Oh nein, sagte Olga. Ich hasse Fernseher.
Moran ist nicht nur verwirrt, er ist leicht verärgert.
Offen gesagt, bin ich ein bisschen neidisch auf deine Geschichte. Sie ist leichtfüssig. Es gibt solche Leute.
Und manchmal habe ich das Gefühl, ich verrenne mich in dieser verdammten Flimmerkistenwelt. Es ist so unabsehbar und beliebig und schattenhaft und nimmt kein Ende.
Schreib doch auch eine Geschichte. Eine, die nicht schon im Fernsehen kam, sagt Olga. Verlass den Boden der Realität. Es ist lustig, Dinge und Personen und Gedanken zu erfinden.
Moran sagt: Soll ich dich beschreiben? DIE FRAU OHNE KLEIDERKASTEN? Deine Pfahlbauerin gleicht doch Rieke.
Olga sagte: Ja, ein bisschen. Aber es ist ein Gemisch. Hoffentlich ist sie nicht beleidigt. Wenn Du über mich schreibst und es passt mir nicht .....
Moran sagte: Dann bin ich selber schuld.
Moran fühlt sich unbehaglich. Er beschliesst, Hunger zu haben. Komm, wir gehen essen. Wildschwein nach Pfahlbauerart, oder so etwas.
Olga sagt: Momentito, Michael. Ich geh mal duschen. Und zuerst hab noch Hunger auf dich. Du alter Knochen.
Olga zieht sich aus und sagt: Hol mir dann ein Frottétuch.
Moran beugt sich vor und küsst ihre linke Brust.
Olga schlängelt sich in die enge Duschkabine. Moran kribbelt es im Unterleib. Er nimmt das Frottétuch mit den Flamingos aus der Schublade.
Er ist jetzt noch verwirrter.
Olga ist einfach gut, denkt Moran. Und so schön.
Nach dem Duschen, Olga ist ganz rosig und warm, lieben sie sich.
Dann sind sie wirklich hungrig und etwas schlapp. Sie gehen essen.
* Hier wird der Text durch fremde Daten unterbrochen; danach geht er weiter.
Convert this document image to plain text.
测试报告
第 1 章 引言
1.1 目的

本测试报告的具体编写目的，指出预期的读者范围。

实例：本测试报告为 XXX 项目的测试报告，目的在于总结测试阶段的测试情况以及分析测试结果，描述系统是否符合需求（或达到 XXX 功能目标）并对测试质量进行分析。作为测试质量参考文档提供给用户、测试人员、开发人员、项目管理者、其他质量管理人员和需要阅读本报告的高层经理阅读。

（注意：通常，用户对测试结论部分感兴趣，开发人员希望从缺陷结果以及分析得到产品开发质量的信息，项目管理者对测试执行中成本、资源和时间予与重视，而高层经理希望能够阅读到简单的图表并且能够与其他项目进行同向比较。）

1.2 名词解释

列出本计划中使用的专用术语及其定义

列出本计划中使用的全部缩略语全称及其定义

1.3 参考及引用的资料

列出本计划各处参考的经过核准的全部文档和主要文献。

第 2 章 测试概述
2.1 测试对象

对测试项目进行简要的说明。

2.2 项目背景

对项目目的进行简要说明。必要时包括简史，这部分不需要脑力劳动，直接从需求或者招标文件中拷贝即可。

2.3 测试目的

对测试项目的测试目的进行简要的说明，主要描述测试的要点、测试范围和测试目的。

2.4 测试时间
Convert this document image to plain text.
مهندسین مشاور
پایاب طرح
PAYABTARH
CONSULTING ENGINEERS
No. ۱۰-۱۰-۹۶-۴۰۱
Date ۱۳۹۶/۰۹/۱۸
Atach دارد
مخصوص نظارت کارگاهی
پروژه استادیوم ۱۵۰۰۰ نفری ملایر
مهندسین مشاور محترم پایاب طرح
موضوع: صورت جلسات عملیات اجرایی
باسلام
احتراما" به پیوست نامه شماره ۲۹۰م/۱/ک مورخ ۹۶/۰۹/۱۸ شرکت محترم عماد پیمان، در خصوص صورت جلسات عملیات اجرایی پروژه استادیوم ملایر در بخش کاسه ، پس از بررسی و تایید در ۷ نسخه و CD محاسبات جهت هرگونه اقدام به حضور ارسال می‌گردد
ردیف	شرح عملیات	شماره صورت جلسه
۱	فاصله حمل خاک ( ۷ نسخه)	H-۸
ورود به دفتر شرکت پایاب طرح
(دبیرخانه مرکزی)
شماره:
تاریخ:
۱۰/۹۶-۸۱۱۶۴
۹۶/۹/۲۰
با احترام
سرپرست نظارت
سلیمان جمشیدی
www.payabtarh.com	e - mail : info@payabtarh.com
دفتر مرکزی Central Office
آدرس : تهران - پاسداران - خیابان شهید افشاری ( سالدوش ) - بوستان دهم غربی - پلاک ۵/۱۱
Moran sagt: Keine Geschichte kann der Wirklichkeit das Wasser reichen.
Olga sagt: Geschichten sind auch Wirklichkeit.
Sie verabschieden sich.
Moran ist verwirrt geblieben.
Er betritt einen Bastelladen. Als er ihn verlässt, trägt
er einen schweren Plastikkessel mit Ton in der Hand.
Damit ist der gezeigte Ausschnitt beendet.